If the full-on luxe is too intimidating, there’s always Trunk, the new Ace Hotel-inspired hotspot situated in the heart of Shibuya/Omotesando where all the creative set come and hang, or stay on their quick trips to Tokyo.
For those who prefer AirBnb type accommodation, there’s The Reversible Destiny Loft. A wild card suggestion but, if you want the trip to count, might as well try your luck at securing a short stay in one of the apartments. These apartments designed by the Architect/Artist couple Arakawa and Madeline Gin look like playgrounds with candy colored walls, spherical rooms, ladders and poles.
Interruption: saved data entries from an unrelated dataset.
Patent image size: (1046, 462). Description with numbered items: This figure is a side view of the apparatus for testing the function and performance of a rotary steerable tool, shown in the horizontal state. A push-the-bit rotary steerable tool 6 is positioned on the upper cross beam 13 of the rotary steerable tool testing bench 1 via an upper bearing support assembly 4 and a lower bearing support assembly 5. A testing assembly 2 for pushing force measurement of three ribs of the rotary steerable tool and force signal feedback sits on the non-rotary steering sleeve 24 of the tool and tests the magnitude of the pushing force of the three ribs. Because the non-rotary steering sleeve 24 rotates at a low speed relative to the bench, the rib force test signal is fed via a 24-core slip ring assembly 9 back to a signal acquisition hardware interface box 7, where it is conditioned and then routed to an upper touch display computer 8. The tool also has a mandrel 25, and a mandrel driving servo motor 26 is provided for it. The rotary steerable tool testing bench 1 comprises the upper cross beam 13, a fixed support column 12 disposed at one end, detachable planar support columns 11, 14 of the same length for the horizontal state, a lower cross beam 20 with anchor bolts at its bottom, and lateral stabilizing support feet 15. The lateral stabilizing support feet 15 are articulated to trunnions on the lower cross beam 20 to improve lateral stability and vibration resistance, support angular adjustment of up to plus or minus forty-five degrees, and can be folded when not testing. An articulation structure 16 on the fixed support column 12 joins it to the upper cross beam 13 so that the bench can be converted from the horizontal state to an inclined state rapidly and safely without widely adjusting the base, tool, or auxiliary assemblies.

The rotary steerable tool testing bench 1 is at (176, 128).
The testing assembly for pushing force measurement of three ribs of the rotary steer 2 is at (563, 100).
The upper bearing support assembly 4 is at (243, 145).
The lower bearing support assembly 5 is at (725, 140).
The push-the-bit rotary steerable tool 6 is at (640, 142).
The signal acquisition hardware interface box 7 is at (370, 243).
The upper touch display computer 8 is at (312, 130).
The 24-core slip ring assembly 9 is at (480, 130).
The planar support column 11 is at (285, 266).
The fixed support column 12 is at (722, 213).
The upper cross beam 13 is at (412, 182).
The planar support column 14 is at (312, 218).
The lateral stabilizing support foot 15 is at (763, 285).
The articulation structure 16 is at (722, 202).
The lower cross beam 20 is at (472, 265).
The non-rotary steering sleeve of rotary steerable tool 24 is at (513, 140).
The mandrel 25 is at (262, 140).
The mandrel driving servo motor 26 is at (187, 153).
The Pasalubong Line: Ginza Line
The last day should be dedicated to a little shopping for souvenirs and pasalubong. The Ginza Line has proven to be the most convenient as it stops at all the popular shopping destinations such as Ginza, Omotesando, Aoyama, and Shibuya. Cibone and Arts and Science are easily two of the most notable. Their great focus on beautiful products from clothes, fine crafted Japanese home ware, and furniture have made them go-to places for Tokyoites to see thoughtful home improvement and gift ideas. If you don’t have time to spare, located in the same general area is Spiral, a convenient one-stop art complex to do all the last minute shopping before your flight out.